Bei Riya kann man wie bei Flickr Bilder hochladen und einzelne Bereiche der Bilder mit Tags versehen, also z.B. das Gesicht von Netzpolitik-Chef Markus mit dem Tag „Markus Beckedahl“. Riya scannt die Bilder aber dann mittels Gesichtserkennungs-Software und taggt alle anderen Bilder, auf denen Markus zu sehen ist, automatisch mit seinem Namen. Nach einigem manuellen Training soll es dann angeblich auch funktionieren. Riya scheint zwar noch sehr Beta zu sein, aber diese Ausrichtung ist schon ziemlich obskur. Ralf vom Netzbuch nennt Riya daher die „»Schily-Schäuble-Beckstein-Variante« von Flickr und Konsorten“ und fordert daher „Keine Fotos mehr auf Bloggertreffen und Konferenzen“ – eine Policy, die der CCC mittlerweile aufgrund der vielen Fotohandies auf seinen Konferenzen wieder aufgeben musste.
Das ist für mich wieder ein Anlass, über die Privacy-Implikationen des ganzen „Web2.0“ oder „Social-Software“ Hypes nachzudenken. Nicht nur sammeln die Techniken, die hier verwendet werden, immer mehr Daten über immer mehr Leute und immer mehr Interaktionen zwischen ihnen (und wenn dann mal die Polizei bei dem Anbieter vor der Tür steht, gucken einige bestimmt dumm aus der Wäsche), sondern mein Gefühl sagt mir, dass der ganze neue Rummel um Online-Communities mit Sachen wie „hey, du hast keinen OpenBC-Account? Wie lame – gehörst wohl nicht dazu?“ den Leuten die Wertschätzung von Privatsphäre und Datensparsamkeit abgewöhnt.

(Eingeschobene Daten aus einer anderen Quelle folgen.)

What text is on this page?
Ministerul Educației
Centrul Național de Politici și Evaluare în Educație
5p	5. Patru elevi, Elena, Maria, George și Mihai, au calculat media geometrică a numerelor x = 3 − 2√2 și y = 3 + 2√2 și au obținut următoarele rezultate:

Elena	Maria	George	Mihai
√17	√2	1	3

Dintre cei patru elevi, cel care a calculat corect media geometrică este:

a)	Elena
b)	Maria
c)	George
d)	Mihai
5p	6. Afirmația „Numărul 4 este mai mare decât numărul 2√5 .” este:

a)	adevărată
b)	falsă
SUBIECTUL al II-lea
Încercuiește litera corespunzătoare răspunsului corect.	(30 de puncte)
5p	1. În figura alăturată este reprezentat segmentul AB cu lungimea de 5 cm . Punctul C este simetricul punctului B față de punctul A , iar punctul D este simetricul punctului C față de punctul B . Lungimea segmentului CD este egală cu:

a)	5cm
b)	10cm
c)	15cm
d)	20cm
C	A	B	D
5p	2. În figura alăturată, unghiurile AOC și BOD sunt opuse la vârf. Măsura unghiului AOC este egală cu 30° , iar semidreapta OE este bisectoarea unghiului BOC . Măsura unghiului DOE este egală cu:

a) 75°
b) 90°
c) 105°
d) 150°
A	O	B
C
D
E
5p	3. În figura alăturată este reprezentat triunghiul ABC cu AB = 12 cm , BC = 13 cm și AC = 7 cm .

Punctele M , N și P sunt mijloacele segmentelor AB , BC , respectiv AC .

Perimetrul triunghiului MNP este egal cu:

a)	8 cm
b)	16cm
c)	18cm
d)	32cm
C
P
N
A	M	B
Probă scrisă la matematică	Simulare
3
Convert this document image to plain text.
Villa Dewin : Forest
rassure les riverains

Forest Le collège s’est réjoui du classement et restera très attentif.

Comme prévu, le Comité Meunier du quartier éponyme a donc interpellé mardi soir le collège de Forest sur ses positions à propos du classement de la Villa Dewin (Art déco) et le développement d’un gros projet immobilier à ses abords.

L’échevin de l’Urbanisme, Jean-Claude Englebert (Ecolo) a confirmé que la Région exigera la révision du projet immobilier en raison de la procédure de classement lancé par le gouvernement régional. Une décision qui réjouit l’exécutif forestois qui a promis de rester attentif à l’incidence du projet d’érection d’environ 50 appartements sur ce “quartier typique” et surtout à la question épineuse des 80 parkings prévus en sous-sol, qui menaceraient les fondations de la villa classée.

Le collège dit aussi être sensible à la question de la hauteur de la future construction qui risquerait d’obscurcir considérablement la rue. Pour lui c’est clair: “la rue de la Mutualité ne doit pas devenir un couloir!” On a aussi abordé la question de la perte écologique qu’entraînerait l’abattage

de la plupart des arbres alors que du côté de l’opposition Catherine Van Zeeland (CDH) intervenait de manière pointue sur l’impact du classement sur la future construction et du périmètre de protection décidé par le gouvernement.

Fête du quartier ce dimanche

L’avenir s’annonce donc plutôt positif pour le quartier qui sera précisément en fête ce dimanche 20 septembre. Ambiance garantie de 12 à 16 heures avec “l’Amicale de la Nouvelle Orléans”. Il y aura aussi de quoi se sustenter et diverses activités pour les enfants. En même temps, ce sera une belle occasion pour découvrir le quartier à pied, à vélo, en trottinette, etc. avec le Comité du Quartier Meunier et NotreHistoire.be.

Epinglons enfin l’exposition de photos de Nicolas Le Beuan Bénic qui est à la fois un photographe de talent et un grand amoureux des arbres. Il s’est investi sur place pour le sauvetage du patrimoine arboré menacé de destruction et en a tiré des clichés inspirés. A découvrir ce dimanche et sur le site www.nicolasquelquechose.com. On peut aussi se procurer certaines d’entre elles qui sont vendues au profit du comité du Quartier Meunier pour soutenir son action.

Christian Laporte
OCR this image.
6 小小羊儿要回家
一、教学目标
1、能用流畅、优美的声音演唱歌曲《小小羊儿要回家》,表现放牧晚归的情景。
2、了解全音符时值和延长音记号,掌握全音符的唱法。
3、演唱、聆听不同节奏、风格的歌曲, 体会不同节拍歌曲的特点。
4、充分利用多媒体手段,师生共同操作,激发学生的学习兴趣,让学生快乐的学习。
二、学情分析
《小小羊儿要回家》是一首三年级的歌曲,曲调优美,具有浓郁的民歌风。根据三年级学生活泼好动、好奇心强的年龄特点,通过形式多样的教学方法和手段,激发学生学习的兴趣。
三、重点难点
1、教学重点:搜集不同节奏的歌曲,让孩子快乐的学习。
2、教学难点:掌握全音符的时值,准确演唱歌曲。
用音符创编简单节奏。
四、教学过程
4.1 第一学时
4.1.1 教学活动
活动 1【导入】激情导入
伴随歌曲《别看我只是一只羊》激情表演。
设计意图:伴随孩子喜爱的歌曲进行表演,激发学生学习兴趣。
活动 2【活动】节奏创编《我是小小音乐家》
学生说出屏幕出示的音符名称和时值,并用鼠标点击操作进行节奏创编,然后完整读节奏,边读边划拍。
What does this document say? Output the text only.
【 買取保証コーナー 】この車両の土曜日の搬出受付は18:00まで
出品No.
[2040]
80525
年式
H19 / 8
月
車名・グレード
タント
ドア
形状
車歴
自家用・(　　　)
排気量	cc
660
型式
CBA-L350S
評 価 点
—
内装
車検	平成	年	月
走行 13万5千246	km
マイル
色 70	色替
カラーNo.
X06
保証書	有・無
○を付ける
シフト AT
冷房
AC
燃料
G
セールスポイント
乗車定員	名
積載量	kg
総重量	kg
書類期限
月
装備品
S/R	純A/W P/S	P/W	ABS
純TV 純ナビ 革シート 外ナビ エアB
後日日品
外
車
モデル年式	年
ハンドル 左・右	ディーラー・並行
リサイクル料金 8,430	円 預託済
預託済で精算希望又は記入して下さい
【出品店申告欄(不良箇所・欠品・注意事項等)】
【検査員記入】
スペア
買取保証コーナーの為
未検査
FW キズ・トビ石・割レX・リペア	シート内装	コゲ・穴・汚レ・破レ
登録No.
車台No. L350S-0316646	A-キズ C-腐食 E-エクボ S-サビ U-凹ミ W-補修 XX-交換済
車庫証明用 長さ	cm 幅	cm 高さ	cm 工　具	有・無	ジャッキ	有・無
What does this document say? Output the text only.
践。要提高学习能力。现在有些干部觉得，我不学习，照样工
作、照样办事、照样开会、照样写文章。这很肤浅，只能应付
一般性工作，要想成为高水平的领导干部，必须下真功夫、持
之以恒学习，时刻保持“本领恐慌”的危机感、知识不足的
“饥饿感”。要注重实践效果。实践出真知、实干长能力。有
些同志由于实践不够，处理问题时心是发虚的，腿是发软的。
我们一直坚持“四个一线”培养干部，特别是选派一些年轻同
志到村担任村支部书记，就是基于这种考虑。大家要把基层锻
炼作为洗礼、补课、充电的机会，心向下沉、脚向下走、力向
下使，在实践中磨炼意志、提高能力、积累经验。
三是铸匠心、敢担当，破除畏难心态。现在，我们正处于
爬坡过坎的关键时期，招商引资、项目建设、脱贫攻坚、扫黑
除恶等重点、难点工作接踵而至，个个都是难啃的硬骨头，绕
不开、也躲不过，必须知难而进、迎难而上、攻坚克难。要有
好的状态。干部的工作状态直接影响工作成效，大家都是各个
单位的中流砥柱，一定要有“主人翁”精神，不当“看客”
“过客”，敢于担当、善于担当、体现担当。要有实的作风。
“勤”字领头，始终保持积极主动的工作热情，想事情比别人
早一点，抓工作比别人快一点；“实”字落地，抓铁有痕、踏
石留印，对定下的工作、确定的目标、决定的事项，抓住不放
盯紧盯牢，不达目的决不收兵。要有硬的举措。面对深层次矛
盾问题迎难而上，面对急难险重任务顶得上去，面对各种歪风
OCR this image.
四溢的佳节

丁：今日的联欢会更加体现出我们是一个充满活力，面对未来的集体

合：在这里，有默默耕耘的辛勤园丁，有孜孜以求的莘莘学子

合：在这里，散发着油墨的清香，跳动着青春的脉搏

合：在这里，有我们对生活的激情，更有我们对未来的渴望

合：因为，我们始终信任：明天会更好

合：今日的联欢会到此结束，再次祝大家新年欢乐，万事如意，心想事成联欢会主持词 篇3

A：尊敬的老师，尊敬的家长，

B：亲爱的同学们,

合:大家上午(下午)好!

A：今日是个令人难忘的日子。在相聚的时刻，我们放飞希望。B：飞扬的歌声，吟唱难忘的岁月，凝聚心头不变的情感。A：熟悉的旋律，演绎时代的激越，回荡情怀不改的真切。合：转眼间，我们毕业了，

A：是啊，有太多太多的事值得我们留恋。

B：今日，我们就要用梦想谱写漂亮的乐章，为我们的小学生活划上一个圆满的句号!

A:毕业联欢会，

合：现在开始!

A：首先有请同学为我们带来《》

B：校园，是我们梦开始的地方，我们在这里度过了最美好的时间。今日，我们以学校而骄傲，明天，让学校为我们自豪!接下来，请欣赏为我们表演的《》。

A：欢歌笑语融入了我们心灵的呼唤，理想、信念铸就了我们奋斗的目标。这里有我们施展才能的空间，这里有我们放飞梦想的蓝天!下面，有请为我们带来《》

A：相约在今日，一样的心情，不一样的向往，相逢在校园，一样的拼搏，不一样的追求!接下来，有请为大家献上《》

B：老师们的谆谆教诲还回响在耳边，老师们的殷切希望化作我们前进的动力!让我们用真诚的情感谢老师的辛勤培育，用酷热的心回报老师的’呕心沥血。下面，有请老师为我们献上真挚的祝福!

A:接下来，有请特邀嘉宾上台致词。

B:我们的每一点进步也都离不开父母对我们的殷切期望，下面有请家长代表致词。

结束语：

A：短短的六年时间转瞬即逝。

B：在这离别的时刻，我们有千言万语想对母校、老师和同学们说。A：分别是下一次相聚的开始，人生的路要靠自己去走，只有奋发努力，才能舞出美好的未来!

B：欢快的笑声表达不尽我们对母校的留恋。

Vielleicht wäre das auch mal ein Thema für einen Webmontag? Die internationalen Datenschutzbeauftragten interessieren sich jedenfalls auch schon für das Thema, aber die sind ja irgendwie auch lame – jedenfalls aus Sicht der Flickr-Kids.
Wired News hatte übrigens schon im Dezember über Riya geschrieben:
Riya has a tart answer to user privacy concerns. If you do not want to be indexed, do not let anyone post any photos of you. This is easier said than done. Also, the response falsely assumes that being seen has the same privacy implications as being identified. It does not.